L’équipe au Japon nous a apporté un soutien déterminant à plusieurs niveaux. En amont de notre participation au Foodex Japon, le pôle communication de Business France au Japon a réalisé pour nous un catalogue entièrement adapté en japonais pour capter l’attention d’un public qui maîtrise peu l’anglais. Sur place, Business France nous a également mis à disposition une traductrice. Son rôle a largement dépassé la simple traduction : elle nous a aidés à interpréter le langage non verbal de nos interlocuteurs et à comprendre la dimension culturelle de chaque échange, en nous indiquant si les réactions étaient favorables ou non. Grâce à ces supports adaptés et à l’accompagnement de Business France, nous avons pu communiquer efficacement, respecter les codes locaux et optimiser notre présence sur le marché japonais.

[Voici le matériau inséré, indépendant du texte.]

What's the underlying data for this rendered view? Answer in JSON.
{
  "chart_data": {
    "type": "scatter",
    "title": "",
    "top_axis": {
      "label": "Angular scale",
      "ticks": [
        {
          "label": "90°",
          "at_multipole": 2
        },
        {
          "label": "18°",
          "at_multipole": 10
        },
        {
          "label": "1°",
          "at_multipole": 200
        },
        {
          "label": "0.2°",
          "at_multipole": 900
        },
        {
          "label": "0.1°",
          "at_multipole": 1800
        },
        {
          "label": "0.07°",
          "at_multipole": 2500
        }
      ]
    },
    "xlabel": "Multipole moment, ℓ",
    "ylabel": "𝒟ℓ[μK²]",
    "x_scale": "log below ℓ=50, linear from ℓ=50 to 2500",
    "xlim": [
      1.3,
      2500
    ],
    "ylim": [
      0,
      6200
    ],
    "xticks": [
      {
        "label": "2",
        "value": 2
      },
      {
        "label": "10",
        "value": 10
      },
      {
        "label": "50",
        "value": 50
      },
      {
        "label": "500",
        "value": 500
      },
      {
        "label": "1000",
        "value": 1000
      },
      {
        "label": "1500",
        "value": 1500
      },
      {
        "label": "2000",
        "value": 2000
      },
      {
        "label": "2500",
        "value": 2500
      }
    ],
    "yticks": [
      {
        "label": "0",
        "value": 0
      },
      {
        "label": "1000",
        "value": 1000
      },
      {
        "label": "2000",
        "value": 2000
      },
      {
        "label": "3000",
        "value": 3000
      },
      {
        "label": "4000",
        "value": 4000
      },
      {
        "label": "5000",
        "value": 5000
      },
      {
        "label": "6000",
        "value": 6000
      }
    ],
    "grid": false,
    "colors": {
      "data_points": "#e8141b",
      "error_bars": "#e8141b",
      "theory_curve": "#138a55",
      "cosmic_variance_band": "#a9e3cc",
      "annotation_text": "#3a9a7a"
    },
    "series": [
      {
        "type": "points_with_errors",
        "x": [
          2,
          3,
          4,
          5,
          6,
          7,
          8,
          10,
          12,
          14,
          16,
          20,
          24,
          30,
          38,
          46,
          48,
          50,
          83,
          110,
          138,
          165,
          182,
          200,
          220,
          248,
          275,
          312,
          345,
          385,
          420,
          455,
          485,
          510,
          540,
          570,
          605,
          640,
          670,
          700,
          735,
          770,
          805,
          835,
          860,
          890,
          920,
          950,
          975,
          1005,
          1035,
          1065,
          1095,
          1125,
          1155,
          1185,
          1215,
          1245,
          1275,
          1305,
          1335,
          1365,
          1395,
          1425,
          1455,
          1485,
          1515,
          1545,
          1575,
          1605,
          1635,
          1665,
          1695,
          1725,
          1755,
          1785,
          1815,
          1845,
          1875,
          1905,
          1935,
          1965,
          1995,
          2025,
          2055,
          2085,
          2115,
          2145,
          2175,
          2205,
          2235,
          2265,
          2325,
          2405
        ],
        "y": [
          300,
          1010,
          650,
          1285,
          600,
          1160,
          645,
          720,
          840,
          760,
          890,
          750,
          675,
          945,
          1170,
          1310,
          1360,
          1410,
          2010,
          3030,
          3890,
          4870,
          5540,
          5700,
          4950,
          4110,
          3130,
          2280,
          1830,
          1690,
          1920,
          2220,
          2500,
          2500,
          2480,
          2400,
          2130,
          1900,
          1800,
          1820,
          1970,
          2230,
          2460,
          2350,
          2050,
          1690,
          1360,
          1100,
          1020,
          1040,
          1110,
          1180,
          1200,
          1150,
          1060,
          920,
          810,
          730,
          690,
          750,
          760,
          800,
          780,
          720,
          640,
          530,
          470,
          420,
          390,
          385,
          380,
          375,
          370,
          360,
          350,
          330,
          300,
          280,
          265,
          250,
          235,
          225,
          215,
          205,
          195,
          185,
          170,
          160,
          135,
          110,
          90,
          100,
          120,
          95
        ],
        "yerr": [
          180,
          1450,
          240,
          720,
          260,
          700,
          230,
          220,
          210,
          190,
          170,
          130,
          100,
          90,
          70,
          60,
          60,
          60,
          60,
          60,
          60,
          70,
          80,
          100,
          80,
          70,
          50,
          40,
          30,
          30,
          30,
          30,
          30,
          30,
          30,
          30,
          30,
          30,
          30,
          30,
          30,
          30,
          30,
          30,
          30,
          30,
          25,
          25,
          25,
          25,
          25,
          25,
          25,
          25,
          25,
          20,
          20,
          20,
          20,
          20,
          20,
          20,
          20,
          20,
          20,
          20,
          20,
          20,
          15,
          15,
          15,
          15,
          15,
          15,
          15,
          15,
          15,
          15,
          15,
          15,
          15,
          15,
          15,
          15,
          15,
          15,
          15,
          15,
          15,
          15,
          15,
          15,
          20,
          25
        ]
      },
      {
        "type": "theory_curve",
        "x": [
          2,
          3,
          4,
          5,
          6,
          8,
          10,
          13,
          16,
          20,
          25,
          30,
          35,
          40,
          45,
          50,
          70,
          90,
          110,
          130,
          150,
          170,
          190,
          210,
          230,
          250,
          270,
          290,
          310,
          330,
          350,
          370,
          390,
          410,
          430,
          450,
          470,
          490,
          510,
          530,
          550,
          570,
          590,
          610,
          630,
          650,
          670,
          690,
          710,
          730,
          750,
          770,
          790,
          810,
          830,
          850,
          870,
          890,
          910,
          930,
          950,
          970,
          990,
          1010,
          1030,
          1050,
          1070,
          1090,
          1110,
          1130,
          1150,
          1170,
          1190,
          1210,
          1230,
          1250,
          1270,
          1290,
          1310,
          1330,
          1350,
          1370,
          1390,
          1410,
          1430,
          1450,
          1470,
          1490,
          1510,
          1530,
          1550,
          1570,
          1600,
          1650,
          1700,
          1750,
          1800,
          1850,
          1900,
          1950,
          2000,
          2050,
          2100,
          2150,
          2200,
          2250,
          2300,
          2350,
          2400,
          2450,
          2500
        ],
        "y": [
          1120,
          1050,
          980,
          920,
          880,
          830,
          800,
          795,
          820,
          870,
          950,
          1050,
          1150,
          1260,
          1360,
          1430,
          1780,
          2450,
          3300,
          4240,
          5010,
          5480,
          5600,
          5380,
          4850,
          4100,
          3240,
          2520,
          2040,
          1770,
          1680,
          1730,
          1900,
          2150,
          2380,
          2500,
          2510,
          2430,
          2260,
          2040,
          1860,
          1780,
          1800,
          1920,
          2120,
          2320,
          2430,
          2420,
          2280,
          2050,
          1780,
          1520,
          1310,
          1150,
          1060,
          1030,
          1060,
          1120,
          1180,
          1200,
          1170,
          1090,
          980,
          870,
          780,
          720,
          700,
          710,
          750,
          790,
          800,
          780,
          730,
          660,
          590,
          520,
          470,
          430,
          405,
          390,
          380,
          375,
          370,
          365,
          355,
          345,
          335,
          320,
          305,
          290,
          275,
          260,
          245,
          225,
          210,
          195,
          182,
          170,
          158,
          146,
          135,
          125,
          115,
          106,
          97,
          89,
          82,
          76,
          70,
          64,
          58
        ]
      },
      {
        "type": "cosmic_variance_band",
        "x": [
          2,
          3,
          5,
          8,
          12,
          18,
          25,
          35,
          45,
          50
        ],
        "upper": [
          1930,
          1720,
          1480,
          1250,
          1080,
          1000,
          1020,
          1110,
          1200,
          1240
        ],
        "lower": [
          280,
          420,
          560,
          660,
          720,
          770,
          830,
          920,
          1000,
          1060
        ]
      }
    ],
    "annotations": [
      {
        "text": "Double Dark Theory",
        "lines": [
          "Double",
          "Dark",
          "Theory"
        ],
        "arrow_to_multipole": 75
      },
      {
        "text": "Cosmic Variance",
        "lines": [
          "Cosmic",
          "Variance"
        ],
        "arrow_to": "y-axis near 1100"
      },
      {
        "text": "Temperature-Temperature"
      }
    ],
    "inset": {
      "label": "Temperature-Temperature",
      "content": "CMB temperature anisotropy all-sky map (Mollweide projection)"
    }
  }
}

Quel a été l’impact de notre accompagnement ?
L’accompagnement de Business France a eu un impact concret et très positif sur notre développement au Japon. Grâce à leur soutien, nous avons pu identifier et entrer en contact avec l’importateur qui correspondait parfaitement à nos besoins. La participation au Foodex et l’exposition de nos outils de communication réalisés par le bureau local ont également permis de toucher un large public et de gagner en visibilité, ce qui est impressionnant compte tenu du nombre d’acteurs présents. En parallèle, nous avons adapté notre site Internet pour le marché japonais, en y intégrant un plugin de traduction. Bien que celles-ci ne soient pas toujours parfaitement précises, elles assurent une communication de base efficace et rendent notre offre accessible aux clients japonais.
Quelles recommandations donneriez-vous à une entreprise qui hésite à communiquer à l’export ?
Investir dans l’adaptation des supports et se former à la culture locale permet de transmettre un message pertinent, d’aborder le marché avec respect et d’éviter les maladresses commerciales.
Pourriez-vous nous partager une anecdote marquante liée à une action de communication à l’international ?
Au Salon du Chocolat à Copenhague en 2020, j’avais utilisé Google Traduction pour nos supports. «Pâte à tartiner» s’est transformé en «éjaculation de chocolat» ! Sur place, cela a beaucoup amusé nos interlocuteurs danois et nous a appris à toujours faire vérifier nos contenus par un locuteur natif.